Friedl Claudia · Nationalrat · 2022-11-29
Friedl Claudia · Nationalrat · St. Gallen · Sozialdemokratische Fraktion · 2022-11-29
Wortprotokoll
Im ersten Block geht es um die Beziehungen zum Ausland, die internationale Zusammenarbeit mit den Staaten in Osteuropa, die Entwicklungszusammenarbeit, die humanitäre Hilfe sowie die Migration. Instabile Machtverhältnisse und gewaltsame Konflikte, zerstörte Umwelt und klimatische Risiken prägen die Lebensumstände vieler Menschen. 100 Millionen Menschen sind Vertriebene, 830 Millionen Menschen hungern. Hungerkrise, Klimakrise und Sicherheitskrise - sie führen zu Flucht und Migration. Das betrifft auch uns. Im Vergleich zu anderen Industrieländern belegt die Schweiz keinen Spitzenplatz, wenn es um den Beitrag zur Lösung globaler Herausforderungen im Verhältnis zu ihrer Finanzkraft geht.
Die SP-Fraktion unterstützt deshalb die Minderheitsanträge Friedl Claudia. Der erste beinhaltet eine moderate Erhöhung des Beitrags zum internationalen Klimaschutz um 50 Millionen Franken. Wir wissen, dass es deutlich mehr bräuchte. Jetzt haben wir diese 50 Millionen Franken und einen anderen Minderheitsantrag auf dem Tisch, den wir auch unterstützen werden. Die Verdoppelung der Winterhilfe für die Ukraine, ich habe es vorhin ausgeführt, ist ebenfalls ein Minderheitsantrag, den wir unterstützen werden. Die SP-Fraktion unterstützt auch die Minderheit II (Wettstein), die den Betrag von 50 Millionen Franken für den Klimaschutz im Finanzplan in den nächsten drei Jahren fortführen will.
Die SP-Fraktion unterstützt ferner die beiden Minderheitsanträge Badertscher: einerseits die Erhöhung des Beitrags für humanitäre Aktionen um 50 Millionen Franken für die Ernährungssicherheit, andererseits die Erhöhung des Zahlungsrahmens für die neue Nationale Menschenrechtsinstitution (NMRI).
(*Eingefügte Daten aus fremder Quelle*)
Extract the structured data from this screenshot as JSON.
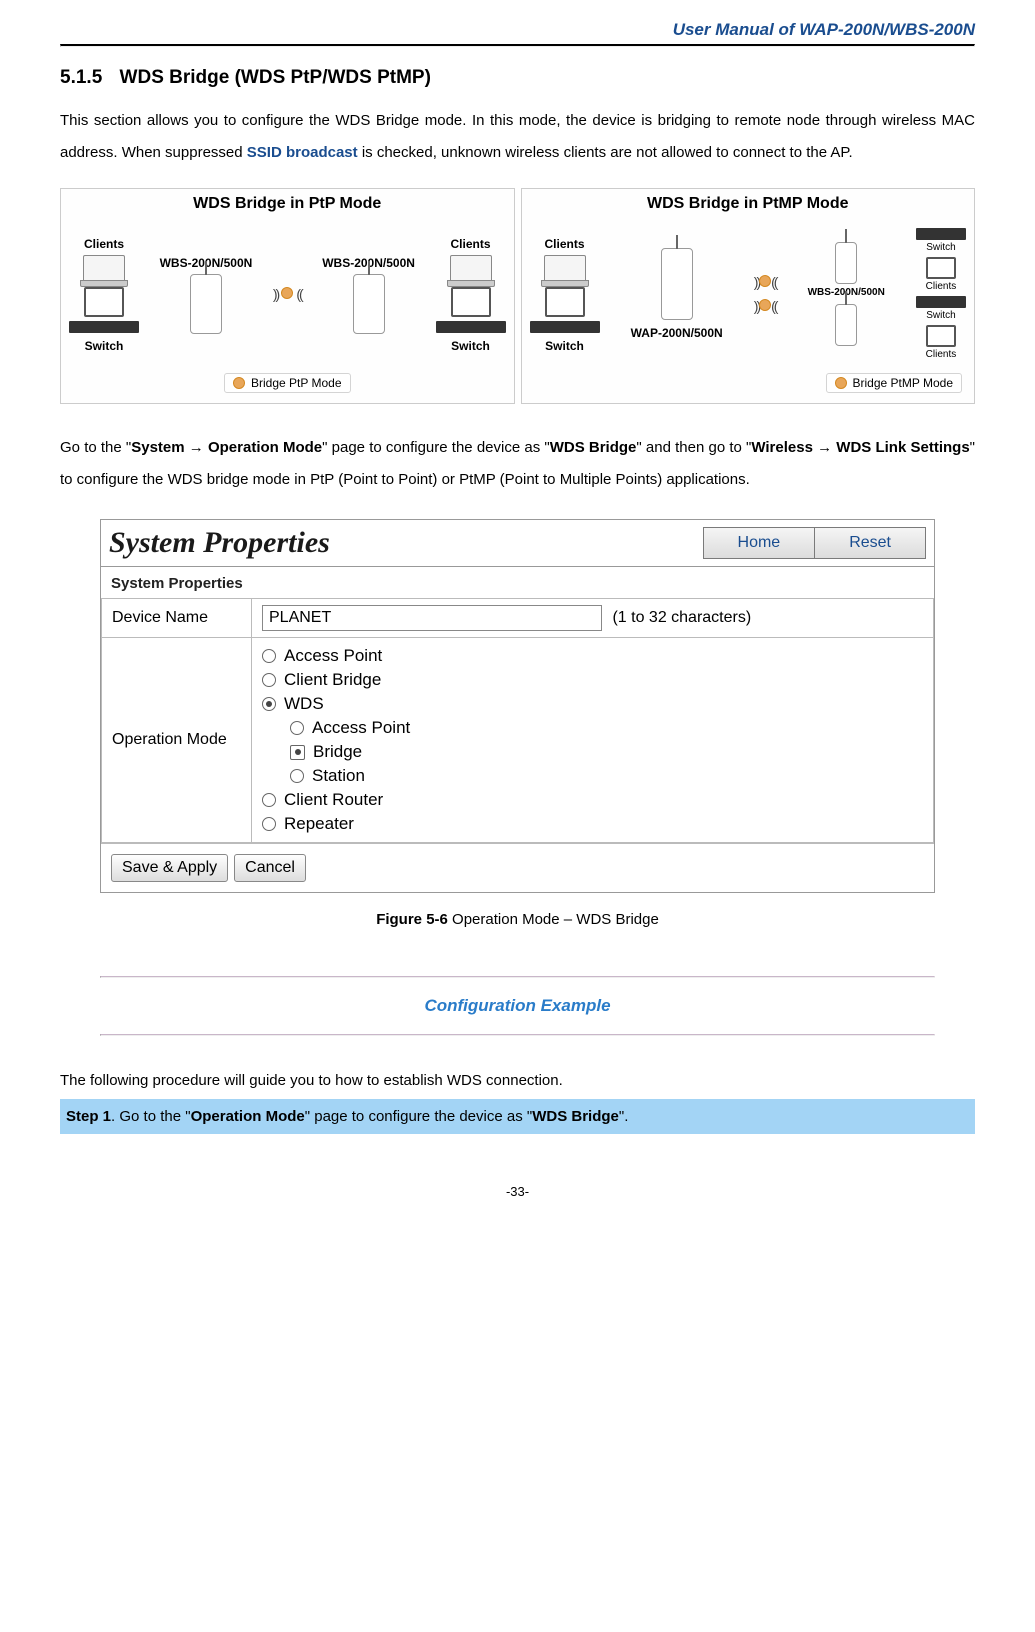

Lassen Sie mich dazu einige Ausführungen machen. Die NMRI soll nächstes Jahr aufgebaut werden und die provisorische Struktur von heute ablösen. Damit wäre die Schweiz international endlich auf Augenhöhe mit anderen Staaten. Das Budget wurde nun auf 1 Million Franken jährlich beschränkt, obwohl es einen schrittweisen Ausbau geben soll. Die Schweiz erfüllt damit kaum die Voraussetzungen für einen A-Status. Für die SP-Fraktion ist das ein Rückschritt betreffend das humanitäre Image der Schweiz. Wir werden daher einer schrittweisen Erhöhung beim Budget für die[NB]NMRI von 1 Million auf 4 Millionen Franken zustimmen.
Unverständlich ist für uns der Antrag der Minderheit Grin, der eine drastische Kürzung des Schweizer Beitrags an ausgewählte EU-Staaten verlangt. Das steht diametral zu den Bemühungen der Schweiz um eine Verbesserung des Verhältnisses zur EU und zeugt von absoluter Kurzsichtigkeit.
Genauso klar lehnt die SP-Fraktion die Minderheitsanträge Guggisberg ab, die alle zum Ziel haben, unser Verhältnis zum Ausland zu schwächen und uns dazu zu bringen, uns vor den globalen Herausforderungen zu drücken, und das bei der Schweiz als einem der reichsten Länder der Welt. Die Anträge verlangen, dass bei der bilateralen Entwicklungszusammenarbeit, den multilateralen Organisationen und der Entwicklungszusammenarbeit für die Länder des Ostens die Kredite 2024 um bis zu 15 Prozent gekürzt und dann eingefroren werden. Bei einer kurzsichtigen Politik machen wir nicht mit.
Zum Schluss noch zu den Minderheitsanträgen Fischer Benjamin, die das SEM betreffen: Ja, man kann schon einfach die Augen vor der Realität verschliessen, dem SEM die notwendigen Ressourcen für die Bewältigung der stark angestiegenen Anzahl Asylgesuche verweigern und dann noch die Integrationsmassnahmen für Ausländerinnen und Ausländer um [PAGE 1977] 80 Millionen Franken kürzen. Mit einer Vogel-Strauss-Methode meistert man keine Herausforderung. Es ist klar, dass die SP-Fraktion diese Minderheitsanträge ablehnt.
Wir lehnen auch die Umlagerung der Beiträge an Kantone für die Ukraine-Flüchtlinge von den ausserordentlichen zu den ordentlichen Krediten im SEM klar ab.